Insurance Companies Are Profiting Big Off of Climate Change

Insurance companies not only offer coverage to fossil fuel projects, but also use millions of people’s premiums to invest in the fossil fuel industry’s expansion. We can’t stop climate change without reeling the insurers in.

Hurricane Ida Makes Landfall In Louisiana Leaving Devastation In Its Wake

A storm-damaged house at a busted levy on the beach after Hurricane Ida on September 4, 2021 in Grand Isle, Louisiana. (Sean Rayford / Getty Images)


The most famous drivers of the climate crisis are well known: fossil fuel companies, Wall Street, science deniers, and the super rich, to name a few. But for decades, another climate villain has lurked in the shadows: the insurance industry that is knowingly ensuring an ecological disaster.

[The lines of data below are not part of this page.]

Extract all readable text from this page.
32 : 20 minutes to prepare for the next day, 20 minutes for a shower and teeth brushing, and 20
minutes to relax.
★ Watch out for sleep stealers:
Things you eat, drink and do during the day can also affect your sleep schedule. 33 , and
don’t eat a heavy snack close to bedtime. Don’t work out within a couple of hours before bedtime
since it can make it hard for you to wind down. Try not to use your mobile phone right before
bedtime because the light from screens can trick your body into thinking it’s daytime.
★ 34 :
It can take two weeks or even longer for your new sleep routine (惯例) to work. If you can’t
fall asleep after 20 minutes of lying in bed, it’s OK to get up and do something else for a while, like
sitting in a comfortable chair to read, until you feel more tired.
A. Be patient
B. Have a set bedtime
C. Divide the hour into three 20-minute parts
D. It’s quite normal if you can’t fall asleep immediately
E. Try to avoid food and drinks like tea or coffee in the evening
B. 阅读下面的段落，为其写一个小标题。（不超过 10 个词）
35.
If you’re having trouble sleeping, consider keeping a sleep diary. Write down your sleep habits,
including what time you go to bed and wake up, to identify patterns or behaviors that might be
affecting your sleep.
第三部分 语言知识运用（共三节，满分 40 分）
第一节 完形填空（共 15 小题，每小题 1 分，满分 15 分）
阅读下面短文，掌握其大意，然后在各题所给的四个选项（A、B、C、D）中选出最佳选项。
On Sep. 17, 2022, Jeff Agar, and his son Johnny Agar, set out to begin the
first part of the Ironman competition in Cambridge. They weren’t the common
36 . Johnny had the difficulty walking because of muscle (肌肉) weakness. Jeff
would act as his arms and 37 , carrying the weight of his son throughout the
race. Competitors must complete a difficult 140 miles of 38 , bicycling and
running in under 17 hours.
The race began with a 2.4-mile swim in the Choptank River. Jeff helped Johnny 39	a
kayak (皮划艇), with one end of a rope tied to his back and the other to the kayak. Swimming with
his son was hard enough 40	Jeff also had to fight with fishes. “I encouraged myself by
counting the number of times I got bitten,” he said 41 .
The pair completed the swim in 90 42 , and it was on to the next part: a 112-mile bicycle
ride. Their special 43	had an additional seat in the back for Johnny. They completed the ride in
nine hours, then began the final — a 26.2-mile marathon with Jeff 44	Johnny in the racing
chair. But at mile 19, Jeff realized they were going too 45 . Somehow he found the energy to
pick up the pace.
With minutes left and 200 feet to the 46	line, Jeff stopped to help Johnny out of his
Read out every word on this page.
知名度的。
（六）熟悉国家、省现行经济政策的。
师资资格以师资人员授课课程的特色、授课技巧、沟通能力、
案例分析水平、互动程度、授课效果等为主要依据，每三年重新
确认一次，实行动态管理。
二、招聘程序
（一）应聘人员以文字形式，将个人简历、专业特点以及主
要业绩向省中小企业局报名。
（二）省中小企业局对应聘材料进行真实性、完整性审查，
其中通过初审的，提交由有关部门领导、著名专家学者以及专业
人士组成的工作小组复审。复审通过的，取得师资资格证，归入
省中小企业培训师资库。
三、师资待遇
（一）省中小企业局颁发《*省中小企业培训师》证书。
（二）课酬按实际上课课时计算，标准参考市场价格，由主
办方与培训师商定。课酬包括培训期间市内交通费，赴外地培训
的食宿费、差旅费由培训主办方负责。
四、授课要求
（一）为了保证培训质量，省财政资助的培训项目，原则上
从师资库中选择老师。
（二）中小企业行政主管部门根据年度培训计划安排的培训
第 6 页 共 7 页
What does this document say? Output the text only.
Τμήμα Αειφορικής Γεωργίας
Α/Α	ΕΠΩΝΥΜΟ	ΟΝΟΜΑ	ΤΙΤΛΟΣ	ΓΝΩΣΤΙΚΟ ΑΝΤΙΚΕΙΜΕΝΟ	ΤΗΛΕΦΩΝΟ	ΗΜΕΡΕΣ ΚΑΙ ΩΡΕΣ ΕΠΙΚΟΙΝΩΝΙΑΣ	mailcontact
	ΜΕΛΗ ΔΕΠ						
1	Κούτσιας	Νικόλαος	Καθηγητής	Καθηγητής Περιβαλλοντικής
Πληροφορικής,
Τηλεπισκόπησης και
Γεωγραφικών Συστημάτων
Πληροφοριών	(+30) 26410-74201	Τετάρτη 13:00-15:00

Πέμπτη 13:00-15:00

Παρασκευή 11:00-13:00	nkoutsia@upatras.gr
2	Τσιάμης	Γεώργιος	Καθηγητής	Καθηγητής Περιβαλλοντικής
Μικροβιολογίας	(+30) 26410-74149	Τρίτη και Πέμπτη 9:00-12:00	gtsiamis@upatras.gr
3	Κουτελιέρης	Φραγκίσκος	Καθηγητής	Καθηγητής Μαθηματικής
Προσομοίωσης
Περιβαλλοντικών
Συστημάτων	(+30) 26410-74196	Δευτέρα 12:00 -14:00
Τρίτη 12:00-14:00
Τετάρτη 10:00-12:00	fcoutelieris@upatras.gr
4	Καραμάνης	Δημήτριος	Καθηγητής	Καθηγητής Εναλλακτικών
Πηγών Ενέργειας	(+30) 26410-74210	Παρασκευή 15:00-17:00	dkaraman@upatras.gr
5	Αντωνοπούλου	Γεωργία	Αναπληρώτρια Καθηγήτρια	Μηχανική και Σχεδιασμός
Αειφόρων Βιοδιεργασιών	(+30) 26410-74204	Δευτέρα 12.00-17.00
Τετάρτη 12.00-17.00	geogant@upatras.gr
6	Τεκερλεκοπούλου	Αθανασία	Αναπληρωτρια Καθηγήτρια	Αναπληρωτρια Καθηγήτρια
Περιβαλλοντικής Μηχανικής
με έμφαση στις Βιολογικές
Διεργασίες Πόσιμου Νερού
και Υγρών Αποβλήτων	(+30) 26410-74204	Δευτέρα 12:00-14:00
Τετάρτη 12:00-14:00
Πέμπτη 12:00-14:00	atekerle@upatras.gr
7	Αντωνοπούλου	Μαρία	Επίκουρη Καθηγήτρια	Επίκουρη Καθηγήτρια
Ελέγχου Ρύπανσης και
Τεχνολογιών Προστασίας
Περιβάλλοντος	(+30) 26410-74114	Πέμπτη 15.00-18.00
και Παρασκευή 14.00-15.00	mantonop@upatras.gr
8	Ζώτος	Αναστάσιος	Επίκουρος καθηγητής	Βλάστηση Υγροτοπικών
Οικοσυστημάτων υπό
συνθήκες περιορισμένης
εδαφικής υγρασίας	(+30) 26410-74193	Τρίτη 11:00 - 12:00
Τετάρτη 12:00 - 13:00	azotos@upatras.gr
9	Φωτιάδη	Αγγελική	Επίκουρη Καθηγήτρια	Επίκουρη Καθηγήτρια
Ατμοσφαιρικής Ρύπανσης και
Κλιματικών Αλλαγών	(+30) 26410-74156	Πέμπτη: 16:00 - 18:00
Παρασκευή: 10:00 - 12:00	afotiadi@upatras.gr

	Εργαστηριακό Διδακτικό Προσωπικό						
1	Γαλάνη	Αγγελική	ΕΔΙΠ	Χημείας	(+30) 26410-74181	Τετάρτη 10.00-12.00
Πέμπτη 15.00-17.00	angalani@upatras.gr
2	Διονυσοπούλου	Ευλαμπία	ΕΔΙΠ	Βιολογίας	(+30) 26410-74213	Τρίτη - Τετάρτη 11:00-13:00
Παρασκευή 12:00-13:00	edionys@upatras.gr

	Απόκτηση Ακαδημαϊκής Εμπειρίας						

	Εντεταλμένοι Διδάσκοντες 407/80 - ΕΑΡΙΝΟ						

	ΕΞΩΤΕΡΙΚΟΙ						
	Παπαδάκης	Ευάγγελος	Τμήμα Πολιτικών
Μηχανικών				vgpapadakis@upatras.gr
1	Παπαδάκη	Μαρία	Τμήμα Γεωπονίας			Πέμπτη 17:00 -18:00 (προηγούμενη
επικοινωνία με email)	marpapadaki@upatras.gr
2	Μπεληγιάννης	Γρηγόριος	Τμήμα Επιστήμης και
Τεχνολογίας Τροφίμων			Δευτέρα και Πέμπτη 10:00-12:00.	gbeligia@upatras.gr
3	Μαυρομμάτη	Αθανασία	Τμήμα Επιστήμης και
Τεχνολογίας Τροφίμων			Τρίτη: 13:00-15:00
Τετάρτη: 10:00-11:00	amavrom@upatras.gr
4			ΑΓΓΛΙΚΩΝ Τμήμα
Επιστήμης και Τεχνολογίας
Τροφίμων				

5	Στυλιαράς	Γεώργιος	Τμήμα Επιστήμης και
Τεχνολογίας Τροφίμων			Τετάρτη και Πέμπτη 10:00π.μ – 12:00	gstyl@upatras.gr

“Without insurance, new coal fired power plants wouldn’t get built. Without insurance, oil refineries wouldn’t refine,” said Douglas Heller, insurance expert at the research and advocacy group Consumer Federation of America. “That doesn’t mean that the insurance industry is solely responsible for fossil fuels. But it’s a part of the equation.”

The problem is not just that insurance companies offer coverage to fossil fuel projects, but they also use millions of people’s premiums to invest in — and provide capital to — the fossil fuel industry’s expansion.